The withdrawal of trifluralin will leave a gaping hole in the herbicide armoury for some field vegetables. So what else is available?
Trifluralin is the mainstay for controlling broad-leaved weeds in brassica leaf and root vegetable crops. And because it is the only pre-emergence herbicide with grass weed activity, for some it is essential for effective blackgrass and annual meadowgrass control.
Not only that, but the soil-incorporated product is very reasonably priced, making its impending withdrawal from the market very unpopular, says independent herbicide specialist Cathy Knott.
About 40 specific off-label approvals will be recalled, although the vegetables most affected will be transplanted brassicas, winter field beans, and some roots. Some alternatives exist for the first two, but with simazine gone for beans, growers will be left with no cheap weed-control option. Kerb controls resistant blackgrass, at a cost. Stomp has off-label approvals for use at low rates, and is good against polygonums, says Ms Knott.
Of particular concern is the fact that trifluralin is incorporated and therefore compatible with mechanical weeding – the alternatives are not, because hoeing disturbs sealed soil surfaces. The options are limited for transplanted crops.
“The Horticultural Development Council is funding some herbicide screening trials in vegetable crops but there is no government funding to seek out alternatives when effective herbicides such as trifluralin are withdrawn,” she adds. “That will severely disadvantage UK growers.”
But the crop that will suffer most is the swede, warns Neil Potts, independent agronomist for Matford Arable Systems, based in Devon, who advises a quarter of the 12 or so growers of consumable swedes in the south west.
“The situation is serious for swede growers because there really isn’t anything to step into trifluralin’s shoes. If there was, growers would readily pay five or six times the price they pay now,” he says.
The problem is that once the nets go on, small weeds are very difficult to reach with sprays. And swedes must be covered with nets soon after drilling to prevent damage by cabbage root fly, whose larvae devastate yields and reduce quality. Soil-incorporated trifluralin is just the job, says Mr Potts.
There are one or two pre-emergence alternatives, but they can be harsh on the crop, he points out. Ramrod and Dacthal pose a greater risk to good establishment than Butisan S, which must be used at a low rate to avoid crop loss.
Although those products control a reasonable spectrum of weeds, they are not as good against the range of cruciferae and polygonums as trifluralin is, he stresses. And because growers often don’t know what to expect in the way of weeds because they commonly produce swedes on rented land, the outcome could be poor.
And it’s a matter of fingers crossed when forced to recommend post-emergence treatments, he adds. His advice is to split applications to improve the chances of weed kill through nets.
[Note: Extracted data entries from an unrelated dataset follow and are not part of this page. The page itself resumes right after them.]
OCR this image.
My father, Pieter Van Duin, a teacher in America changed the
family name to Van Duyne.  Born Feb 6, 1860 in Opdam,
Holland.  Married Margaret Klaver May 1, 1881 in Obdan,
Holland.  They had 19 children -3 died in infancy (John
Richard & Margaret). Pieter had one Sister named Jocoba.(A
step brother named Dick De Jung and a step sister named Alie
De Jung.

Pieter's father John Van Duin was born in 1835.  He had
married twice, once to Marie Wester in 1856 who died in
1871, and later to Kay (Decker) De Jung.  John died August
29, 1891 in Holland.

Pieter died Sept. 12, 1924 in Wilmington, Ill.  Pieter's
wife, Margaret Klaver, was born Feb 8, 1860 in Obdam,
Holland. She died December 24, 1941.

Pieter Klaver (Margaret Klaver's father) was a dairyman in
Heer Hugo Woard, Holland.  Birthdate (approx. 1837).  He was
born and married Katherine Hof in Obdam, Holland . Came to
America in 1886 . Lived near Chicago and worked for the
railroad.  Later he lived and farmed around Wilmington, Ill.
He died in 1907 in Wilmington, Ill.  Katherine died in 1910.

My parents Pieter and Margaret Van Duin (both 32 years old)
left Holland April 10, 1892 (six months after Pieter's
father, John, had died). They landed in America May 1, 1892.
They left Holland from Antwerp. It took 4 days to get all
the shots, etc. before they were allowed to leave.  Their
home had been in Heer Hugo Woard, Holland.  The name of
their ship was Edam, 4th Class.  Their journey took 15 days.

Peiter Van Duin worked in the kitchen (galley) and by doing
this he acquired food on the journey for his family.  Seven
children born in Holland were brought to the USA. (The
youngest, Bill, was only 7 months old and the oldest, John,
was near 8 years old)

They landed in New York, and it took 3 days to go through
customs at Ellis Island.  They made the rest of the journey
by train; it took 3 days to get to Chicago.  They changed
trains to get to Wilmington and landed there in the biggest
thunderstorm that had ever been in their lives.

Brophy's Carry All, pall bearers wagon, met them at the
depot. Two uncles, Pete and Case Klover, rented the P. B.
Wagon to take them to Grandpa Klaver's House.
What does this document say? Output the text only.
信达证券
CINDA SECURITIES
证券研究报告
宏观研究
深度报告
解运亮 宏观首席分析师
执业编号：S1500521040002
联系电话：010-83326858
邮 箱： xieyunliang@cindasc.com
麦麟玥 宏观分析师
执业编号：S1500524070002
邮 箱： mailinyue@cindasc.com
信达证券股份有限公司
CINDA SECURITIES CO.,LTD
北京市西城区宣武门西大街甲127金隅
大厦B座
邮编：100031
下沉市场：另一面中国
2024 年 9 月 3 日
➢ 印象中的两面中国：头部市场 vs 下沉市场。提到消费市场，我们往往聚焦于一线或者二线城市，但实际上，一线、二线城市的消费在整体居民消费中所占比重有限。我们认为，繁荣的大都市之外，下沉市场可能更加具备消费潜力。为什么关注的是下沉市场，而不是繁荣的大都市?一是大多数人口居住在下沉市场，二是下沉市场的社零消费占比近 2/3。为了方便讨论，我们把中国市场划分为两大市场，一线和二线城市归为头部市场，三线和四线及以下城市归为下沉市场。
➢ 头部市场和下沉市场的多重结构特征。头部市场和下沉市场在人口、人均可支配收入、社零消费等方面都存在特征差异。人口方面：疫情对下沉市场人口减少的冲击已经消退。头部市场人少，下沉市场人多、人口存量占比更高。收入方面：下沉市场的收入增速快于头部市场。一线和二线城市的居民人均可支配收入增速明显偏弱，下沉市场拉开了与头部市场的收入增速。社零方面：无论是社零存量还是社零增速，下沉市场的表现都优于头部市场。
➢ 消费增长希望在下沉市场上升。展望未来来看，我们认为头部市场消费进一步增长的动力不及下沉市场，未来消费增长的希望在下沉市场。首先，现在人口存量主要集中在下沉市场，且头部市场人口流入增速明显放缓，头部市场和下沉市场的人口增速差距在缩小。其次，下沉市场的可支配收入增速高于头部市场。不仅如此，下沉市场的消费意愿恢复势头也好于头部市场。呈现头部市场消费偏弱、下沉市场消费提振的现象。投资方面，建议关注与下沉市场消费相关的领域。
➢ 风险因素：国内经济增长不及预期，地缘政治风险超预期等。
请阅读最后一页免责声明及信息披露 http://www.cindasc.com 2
“For grass weeds, the only real option is Fusilade, though it doesn’t control annual meadowgrass. And the only crop-safe product for broad-leaved weed control is Dow Shield, which is expensive at £60/ha, but what can you do?”
Taking the sprayer in early after emergence will be crucial to success. Where weeds such as fathen and knotgrass get a hold, he has seen misshapen roots and swede yields halved. If the quality of UK produce falls, supermarkets will source outside the EU where trifluralin use is still permitted, Mr Potts warns.
Not only would that reduce UK growers’ income, it would be a set-back for the food miles campaign.
“Swedes are something we can grow well here, and no one in the West Country, or indeed in Scotland, wants to give up on them,” he adds. “We shall hope for a revocation of the restrictions on trifluralin use for vegetables, though we realise it would involve investment in further research.”